As interesting as it is, it is not difficult like song-birds at all. I was not surprised to decipher their language – to an extent – but after I came back, I hit the search button on Google and it produced several searches – some of them about the study of Sandhill crane calls. After going through it, I was surprised that I was right! They did speak a language that I understand! This was an achievement, personally, since I have never studied any animal so closely before that can talk.

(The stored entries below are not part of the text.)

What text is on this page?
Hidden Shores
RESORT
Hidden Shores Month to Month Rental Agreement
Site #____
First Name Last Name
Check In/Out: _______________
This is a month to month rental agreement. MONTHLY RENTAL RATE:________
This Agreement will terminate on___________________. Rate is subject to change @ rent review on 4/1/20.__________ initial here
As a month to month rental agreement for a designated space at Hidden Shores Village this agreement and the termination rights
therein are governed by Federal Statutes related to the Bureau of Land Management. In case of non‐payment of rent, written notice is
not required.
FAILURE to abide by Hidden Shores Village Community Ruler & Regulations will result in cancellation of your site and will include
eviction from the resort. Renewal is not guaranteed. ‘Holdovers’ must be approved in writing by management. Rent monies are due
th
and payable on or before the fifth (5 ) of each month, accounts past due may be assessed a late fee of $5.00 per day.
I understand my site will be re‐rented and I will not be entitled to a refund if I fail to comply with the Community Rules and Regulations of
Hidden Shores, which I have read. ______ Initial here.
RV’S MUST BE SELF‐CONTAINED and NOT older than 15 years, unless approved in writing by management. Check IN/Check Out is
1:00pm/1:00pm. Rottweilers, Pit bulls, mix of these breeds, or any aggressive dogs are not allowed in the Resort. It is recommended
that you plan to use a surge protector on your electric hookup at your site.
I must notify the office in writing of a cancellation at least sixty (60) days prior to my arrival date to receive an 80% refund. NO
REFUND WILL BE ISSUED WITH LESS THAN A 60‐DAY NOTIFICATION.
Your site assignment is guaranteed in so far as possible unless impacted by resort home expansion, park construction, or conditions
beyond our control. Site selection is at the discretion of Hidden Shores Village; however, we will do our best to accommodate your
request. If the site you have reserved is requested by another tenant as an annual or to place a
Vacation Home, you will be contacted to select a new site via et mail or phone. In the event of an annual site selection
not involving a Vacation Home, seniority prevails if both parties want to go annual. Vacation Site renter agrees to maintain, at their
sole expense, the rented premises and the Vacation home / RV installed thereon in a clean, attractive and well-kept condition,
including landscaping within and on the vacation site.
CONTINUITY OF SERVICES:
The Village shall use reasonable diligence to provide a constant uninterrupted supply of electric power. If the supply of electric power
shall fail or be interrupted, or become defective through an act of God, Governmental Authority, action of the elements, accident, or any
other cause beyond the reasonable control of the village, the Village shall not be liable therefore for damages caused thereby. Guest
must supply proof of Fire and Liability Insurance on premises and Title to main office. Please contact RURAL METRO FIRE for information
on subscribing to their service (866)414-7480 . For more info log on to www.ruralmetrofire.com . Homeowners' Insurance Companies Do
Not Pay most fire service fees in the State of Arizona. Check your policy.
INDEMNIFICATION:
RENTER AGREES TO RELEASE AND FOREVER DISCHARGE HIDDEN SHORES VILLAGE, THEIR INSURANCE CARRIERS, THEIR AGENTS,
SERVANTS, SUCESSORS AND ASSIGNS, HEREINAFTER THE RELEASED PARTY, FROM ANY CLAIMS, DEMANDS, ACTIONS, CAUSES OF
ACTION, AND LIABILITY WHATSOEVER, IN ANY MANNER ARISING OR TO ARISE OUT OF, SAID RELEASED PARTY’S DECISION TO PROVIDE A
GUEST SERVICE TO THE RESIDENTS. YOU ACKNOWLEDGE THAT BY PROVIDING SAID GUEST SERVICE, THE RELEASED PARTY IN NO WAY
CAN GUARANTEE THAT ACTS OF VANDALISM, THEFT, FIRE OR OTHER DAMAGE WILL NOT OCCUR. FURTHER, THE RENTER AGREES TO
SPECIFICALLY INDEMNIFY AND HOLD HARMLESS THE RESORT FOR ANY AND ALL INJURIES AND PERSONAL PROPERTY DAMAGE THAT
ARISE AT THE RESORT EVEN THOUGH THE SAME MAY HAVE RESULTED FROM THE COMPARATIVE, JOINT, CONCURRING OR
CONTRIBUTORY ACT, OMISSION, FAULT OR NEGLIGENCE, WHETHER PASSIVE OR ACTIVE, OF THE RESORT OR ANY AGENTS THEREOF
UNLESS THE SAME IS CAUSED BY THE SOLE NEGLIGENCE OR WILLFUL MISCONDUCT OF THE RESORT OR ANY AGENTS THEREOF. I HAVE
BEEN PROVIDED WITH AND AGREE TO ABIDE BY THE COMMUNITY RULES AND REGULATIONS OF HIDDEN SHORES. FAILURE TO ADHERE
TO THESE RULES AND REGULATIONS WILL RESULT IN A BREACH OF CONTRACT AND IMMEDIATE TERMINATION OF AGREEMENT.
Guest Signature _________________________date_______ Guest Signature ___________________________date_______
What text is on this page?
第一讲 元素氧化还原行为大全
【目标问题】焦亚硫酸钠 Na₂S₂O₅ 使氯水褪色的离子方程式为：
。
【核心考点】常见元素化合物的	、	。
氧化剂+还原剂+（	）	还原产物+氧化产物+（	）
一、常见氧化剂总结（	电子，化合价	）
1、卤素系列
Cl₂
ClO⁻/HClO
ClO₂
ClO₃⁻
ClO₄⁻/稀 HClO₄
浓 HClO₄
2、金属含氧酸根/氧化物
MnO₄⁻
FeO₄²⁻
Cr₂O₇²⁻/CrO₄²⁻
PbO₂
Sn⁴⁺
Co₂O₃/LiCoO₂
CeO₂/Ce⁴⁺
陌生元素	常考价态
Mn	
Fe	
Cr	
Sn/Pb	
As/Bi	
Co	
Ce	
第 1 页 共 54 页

In summary, the calls of the cranes are quite distinct. When they are happy, they give out a gallant call, mostly accompanied with flapping of wings, jumping, and chasing each other. When they are alarmed, they freeze – call in a high pitched tune at a random. This alarm call is comparable to the chorus of monkeys, when they sense danger – or that of wolves, when they howl. All of these animals do not call in unison, although they call together. They call one after the other, at different times using different tunes – this perhaps makes them seem to be greater in numbers, which might startle and intimidate the predator [but in case of wolves, it is a warning call for the neighboring clan]. When caught, which I consider to be their “sad” mood, they give out a gurgling call. The juvenile cranes call is rather different than the adult. The call is sweet, song like and pretty loud to catch the attention of the parents.